Subject: Re: [xsl] optimization of complex XPath|
From: Michael Kay <mike@xxxxxxxxxxxx>
Date: Fri, 19 Nov 2010 09:04:30 +0000
Michael Kay Saxonica
A bit of background before I get to the question:
I have about 2 GiB of XML which contains links. These links are constructed as<link area="value" cite="numvalue"/>, and reference num elements with matching cite values,<num cite="numvalue"/>. (The area value is associated with an ancestor of the num element.) The guarantee is that an area and cite pair is unique across the entire content set.
The roughly-a-third of the content represented by that 2 GiB needs to be checked for broken links. (The other 2/3 needs to be converted from SGML, and _then_ it will need to be checked for broken links.)
The currently converted content is all in the area "decisions", I can only check links that point _to_ the area "decisions"; the internal links of the already-converted content. That makes I have about 100,000 out of the 250,000 links to check on this pass, but I will eventually have to validate all the links in the whole (5+ GiB) content set.
I am currently using the XPath expression:
for $x in (//link[@area='decisions']/@cite) return (if ($x = (//num/@cite)) then 'good' else concat('bad cite value ',$x,'
to check the links. (I don't need to qualify the num element in //num/@cite with [ancestor::*/@area='decisions'] because all the currently converted content has an @area value of "decisions".)
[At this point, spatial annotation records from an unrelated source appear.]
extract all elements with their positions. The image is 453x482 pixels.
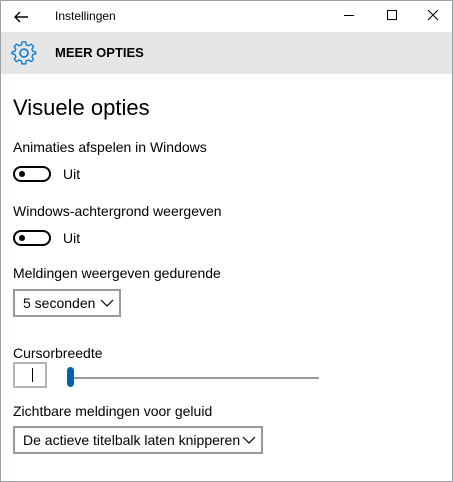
window-title: Instellingen xyxy=(55,9,116,23)
animations-toggle[interactable] xyxy=(13,166,51,182)
notifications-label: Meldingen weergeven gedurende xyxy=(13,265,221,281)
chevron-down-icon xyxy=(242,436,256,444)
visual-alerts-value: De actieve titelbalk laten knipperen xyxy=(23,432,241,448)
animations-label: Animaties afspelen in Windows xyxy=(13,139,207,155)
gear-icon xyxy=(11,41,37,65)
arrow-left-icon xyxy=(14,11,28,23)
cursor-preview-bar xyxy=(32,368,33,382)
minimize-icon xyxy=(344,15,354,16)
back-button[interactable] xyxy=(11,7,31,27)
cursor-width-slider-thumb[interactable] xyxy=(67,367,74,387)
cursor-preview xyxy=(13,362,47,388)
cursor-width-slider-track[interactable] xyxy=(67,377,319,379)
toggle-knob xyxy=(19,171,25,177)
minimize-button[interactable] xyxy=(335,5,363,27)
maximize-button[interactable] xyxy=(378,5,406,27)
animations-state: Uit xyxy=(63,166,81,182)
page-header: MEER OPTIES xyxy=(1,32,452,74)
notification-duration-value: 5 seconden xyxy=(23,295,96,311)
maximize-icon xyxy=(387,10,397,20)
cursor-width-label: Cursorbreedte xyxy=(13,345,103,361)
notification-duration-dropdown[interactable]: 5 seconden xyxy=(13,289,121,317)
visual-alerts-label: Zichtbare meldingen voor geluid xyxy=(13,403,213,419)
section-title: Visuele opties xyxy=(13,95,150,120)
settings-window: Instellingen MEER OPTIES Visuele opties … xyxy=(0,0,453,482)
background-state: Uit xyxy=(63,230,81,246)
background-toggle[interactable] xyxy=(13,230,51,246)
visual-alerts-dropdown[interactable]: De actieve titelbalk laten knipperen xyxy=(13,426,263,454)
page-title: MEER OPTIES xyxy=(55,45,144,60)
close-button[interactable] xyxy=(419,5,447,27)
chevron-down-icon xyxy=(100,299,114,307)
toggle-knob xyxy=(19,235,25,241)
title-bar: Instellingen xyxy=(1,1,452,32)
close-icon xyxy=(427,9,439,21)
background-label: Windows-achtergrond weergeven xyxy=(13,203,222,219)
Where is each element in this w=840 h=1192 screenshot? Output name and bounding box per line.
This works, and dumps out out a text list of bad links (and one "good" per good link, so I can count them) but it is slow in ways that make me think it's at least O(N^2) and probably worse. Performance is reasonable on small subsets of the content but very slow on the whole of the available XML. Since I have to check the whole thing as a unit to properly test the ~two fifths of the links that refer to the decisions area, and since I will eventually have to run the check on two or three times as much content, O(N^2) is a problem; I can't say it takes a week to run the link check. (Well, I can _say_ it, but it won't meet with a pleased reception.)
How can I make this check faster?
I can run this as an XQuery via eXist, via XPath 2.0 using Saxon 9.2, or (if really necessary) some other means, and would appreciate any suggestions from the list's collective wisdom.